Guest Contributor | Apr 21, 2017 | 0
Annuity “for life” only
The Commissioner of Inland Revenue many years ago issued Practice Note 1 of 1998 in response to the advent of new investment linked annuities, or also referred to as living annuities. In short this practice note prescribes that not more than 20% and not less than 5% of the capital at the start of every year may be paid in the form of an annuity. It also prescribes that in the event of death of the annuitant, no further amount may be commuted for a cash lump sum and that the balance must be paid in the form of an annuity over no less than 5 years. It goes without saying that this annuity is taxable.
Defined contribution pension funds of course also place the emphasis on the retirement capital retaining its identity as the property of the fund member. Where such fund provides for members converting the capital to an annuity within the fund, rules typically attempt to retain the ‘ownership’ notion by availing the remaining balance upon death to the deceased pensioner’s successor/s. Where this occurs, the principles laid down in practice note 1 f 1998 also apply.
But what about retirement annuity funds offered by insurance companies?
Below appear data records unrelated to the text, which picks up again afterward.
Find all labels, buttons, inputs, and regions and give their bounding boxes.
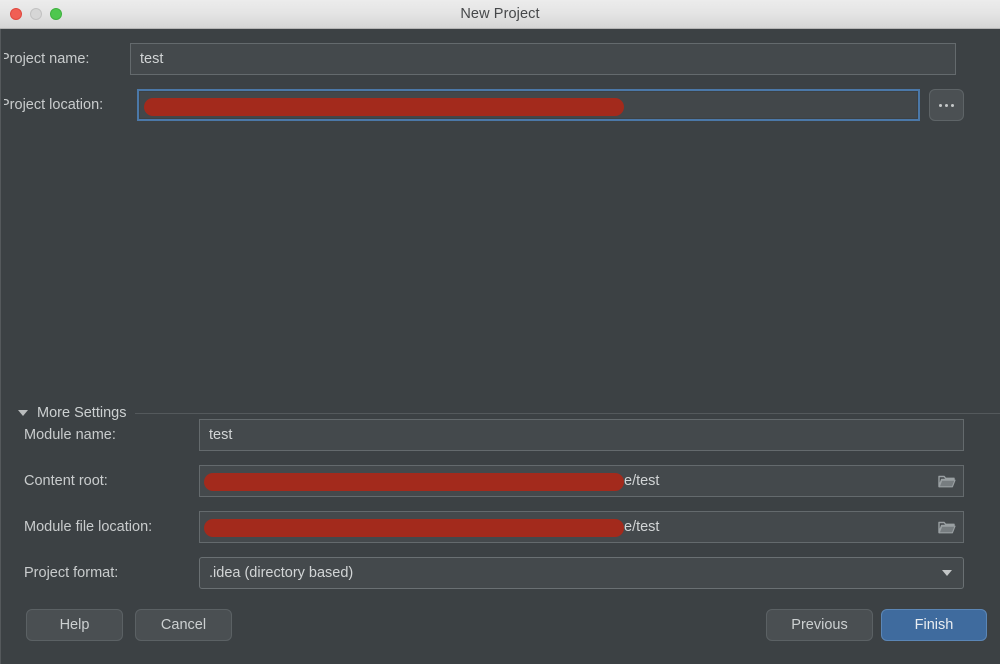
project-name-input[interactable]: test: [130, 43, 956, 75]
project-location-input[interactable]: e/test: [137, 89, 920, 121]
triangle-down-icon[interactable]: [18, 410, 28, 416]
project-format-row: Project format: .idea (directory based): [24, 557, 964, 589]
redaction-overlay: [144, 98, 624, 116]
titlebar: New Project: [0, 0, 1000, 29]
project-location-label: Project location:: [0, 97, 137, 113]
ellipsis-dot-icon: [939, 104, 942, 107]
module-name-input[interactable]: test: [199, 419, 964, 451]
traffic-lights: [0, 8, 62, 20]
module-file-location-input[interactable]: e/test: [199, 511, 964, 543]
cancel-button[interactable]: Cancel: [135, 609, 232, 641]
previous-button[interactable]: Previous: [766, 609, 873, 641]
section-divider: [135, 413, 1000, 414]
project-location-row: Project location: e/test: [0, 89, 964, 121]
chevron-down-icon[interactable]: [942, 570, 952, 576]
module-file-location-label: Module file location:: [24, 519, 199, 535]
help-button[interactable]: Help: [26, 609, 123, 641]
window-title: New Project: [0, 6, 1000, 22]
module-name-row: Module name: test: [24, 419, 964, 451]
content-root-input[interactable]: e/test: [199, 465, 964, 497]
content-root-row: Content root: e/test: [24, 465, 964, 497]
project-location-value: e/test: [563, 97, 598, 113]
browse-location-button[interactable]: [929, 89, 964, 121]
dialog-footer: Help Cancel Previous Finish: [0, 596, 1000, 664]
module-name-value: test: [209, 427, 232, 443]
module-file-location-value: e/test: [624, 519, 659, 535]
minimize-button[interactable]: [30, 8, 42, 20]
folder-icon[interactable]: [937, 472, 957, 490]
close-button[interactable]: [10, 8, 22, 20]
project-name-label: Project name:: [0, 51, 130, 67]
redaction-overlay: [204, 519, 624, 537]
folder-icon[interactable]: [937, 518, 957, 536]
ellipsis-dot-icon: [951, 104, 954, 107]
ellipsis-dot-icon: [945, 104, 948, 107]
zoom-button[interactable]: [50, 8, 62, 20]
project-format-value: .idea (directory based): [209, 565, 353, 581]
project-format-select[interactable]: .idea (directory based): [199, 557, 964, 589]
dialog-body: Project name: test Project location: e/t…: [0, 29, 1000, 664]
module-file-location-row: Module file location: e/test: [24, 511, 964, 543]
finish-button[interactable]: Finish: [881, 609, 987, 641]
content-root-label: Content root:: [24, 473, 199, 489]
new-project-dialog: New Project Project name: test Project l…: [0, 0, 1000, 664]
project-name-value: test: [140, 51, 163, 67]
content-root-value: e/test: [624, 473, 659, 489]
redaction-overlay: [204, 473, 624, 491]
module-name-label: Module name:: [24, 427, 199, 443]
project-format-label: Project format:: [24, 565, 199, 581]
project-name-row: Project name: test: [0, 43, 964, 75]
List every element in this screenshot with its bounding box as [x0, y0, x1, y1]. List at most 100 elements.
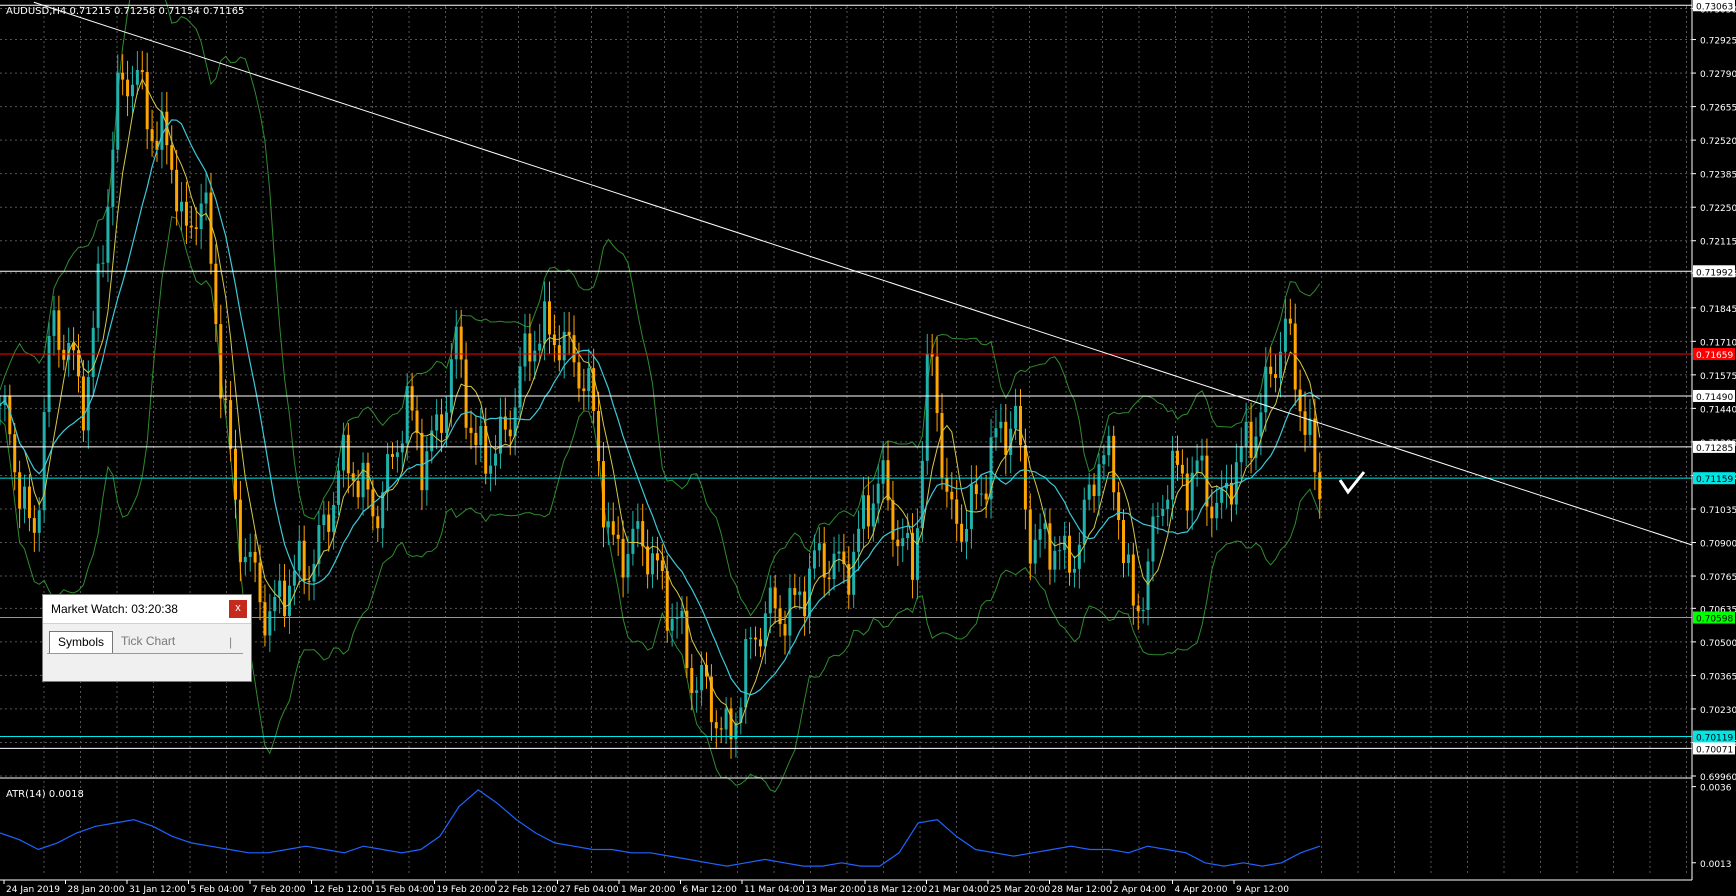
candle-body	[184, 201, 188, 226]
candle-body	[1038, 529, 1042, 540]
candle-body	[793, 588, 797, 595]
candle-body	[1156, 515, 1160, 517]
candle-body	[925, 353, 929, 461]
market-watch-header[interactable]: Market Watch: 03:20:38 x	[43, 595, 251, 624]
candle-body	[140, 70, 144, 73]
time-tick-label: 21 Mar 04:00	[929, 885, 989, 895]
candle-body	[464, 359, 468, 428]
candle-body	[768, 587, 772, 614]
candle-body	[32, 518, 36, 533]
horizontal-levels	[0, 4, 1692, 749]
atr-tick-label: 0.0036	[1700, 784, 1732, 794]
time-tick-label: 2 Apr 04:00	[1113, 885, 1166, 895]
candle-body	[214, 263, 218, 325]
candle-body	[827, 577, 831, 580]
candle-body	[268, 611, 272, 636]
candle-body	[1136, 605, 1140, 612]
candle-body	[52, 310, 56, 336]
candle-body	[881, 460, 885, 484]
candle-body	[1087, 484, 1091, 500]
time-tick-label: 12 Feb 12:00	[314, 885, 373, 895]
candle-body	[547, 301, 551, 335]
tab-tick-chart[interactable]: Tick Chart	[113, 631, 183, 652]
candle-body	[440, 414, 444, 433]
price-tick-label: 0.71035	[1700, 506, 1736, 516]
time-tick-label: 28 Jan 20:00	[68, 885, 125, 895]
candle-body	[1279, 351, 1283, 378]
candle-body	[91, 327, 95, 378]
time-tick-label: 1 Mar 20:00	[621, 885, 676, 895]
candle-body	[204, 192, 208, 204]
candle-body	[940, 413, 944, 478]
candle-body	[287, 585, 291, 616]
candle-body	[263, 602, 267, 636]
candle-body	[361, 462, 365, 498]
candle-body	[543, 301, 547, 344]
candle-body	[803, 591, 807, 617]
candle-body	[1298, 389, 1302, 412]
candle-body	[170, 145, 174, 170]
candle-body	[651, 553, 655, 575]
price-tick-label: 0.71440	[1700, 405, 1736, 415]
candle-body	[866, 495, 870, 527]
candle-body	[415, 410, 419, 433]
time-tick-label: 7 Feb 20:00	[252, 885, 306, 895]
candle-body	[1215, 502, 1219, 519]
tab-symbols[interactable]: Symbols	[49, 631, 114, 653]
candle-body	[508, 429, 512, 437]
candle-body	[871, 503, 875, 527]
price-label: 0.70119	[1696, 734, 1733, 744]
candle-body	[1053, 550, 1057, 570]
candle-body	[812, 550, 816, 569]
market-watch-window[interactable]: Market Watch: 03:20:38 x Symbols Tick Ch…	[42, 594, 252, 682]
candle-body	[1288, 318, 1292, 324]
price-label: 0.71992	[1696, 268, 1733, 278]
candle-body	[444, 412, 448, 433]
candle-body	[1102, 455, 1106, 465]
candle-body	[714, 722, 718, 729]
candle-body	[494, 453, 498, 466]
candle-body	[984, 493, 988, 500]
chart-title: AUDUSD,H4 0.71215 0.71258 0.71154 0.7116…	[6, 6, 244, 17]
candle-body	[194, 227, 198, 230]
candle-body	[1313, 418, 1317, 473]
candle-body	[81, 376, 85, 431]
close-icon[interactable]: x	[229, 600, 247, 618]
candle-body	[47, 335, 51, 412]
time-tick-label: 25 Mar 20:00	[990, 885, 1050, 895]
candle-body	[749, 637, 753, 640]
candle-body	[533, 350, 537, 362]
candle-body	[1220, 488, 1224, 503]
price-chart[interactable]: AUDUSD,H4 0.71215 0.71258 0.71154 0.7116…	[0, 0, 1736, 896]
price-label: 0.71490	[1696, 393, 1733, 403]
candle-body	[248, 551, 252, 557]
candle-body	[489, 465, 493, 474]
price-tick-label: 0.72385	[1700, 171, 1736, 181]
candle-body	[327, 514, 331, 532]
candle-body	[528, 333, 532, 362]
candle-body	[346, 434, 350, 474]
candle-body	[400, 443, 404, 453]
candle-body	[1117, 492, 1121, 521]
candle-body	[974, 484, 978, 495]
candle-body	[1180, 464, 1184, 474]
candle-body	[744, 639, 748, 708]
atr-tick-label: 0.0013	[1700, 860, 1732, 870]
candle-body	[999, 421, 1003, 429]
candle-body	[1018, 405, 1022, 446]
candle-body	[955, 499, 959, 524]
candle-body	[1023, 445, 1027, 510]
candle-body	[901, 538, 905, 547]
price-tick-label: 0.70765	[1700, 573, 1736, 583]
candle-body	[1259, 412, 1263, 437]
candle-body	[130, 84, 134, 97]
candle-body	[994, 428, 998, 438]
candle-body	[587, 368, 591, 392]
candle-body	[27, 486, 31, 519]
candle-body	[754, 637, 758, 640]
candle-body	[1033, 539, 1037, 564]
candle-body	[474, 432, 478, 445]
price-tick-label: 0.72520	[1700, 137, 1736, 147]
candle-body	[817, 543, 821, 551]
candle-body	[538, 343, 542, 351]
There appears to be some difference of opinion in the market whether or not the retirement annuity fund can also affect an accelerated annuity of the remaining balance upon death over 5 years.
We are of the opinion that once retirement capital has been transferred to a Retirement Annuity Fund, it must under all circumstances be paid in the form of a ‘life annuity’ and cannot be accelerated independent of where the capital derived from. This opinion derives from the definition of ‘retirement annuity fund’ in the Income Tax Act that categorically states that the fund may only pay an annuity for life of a beneficiary. Clearly accelerating the payment would not meet the ‘for life’ requirement.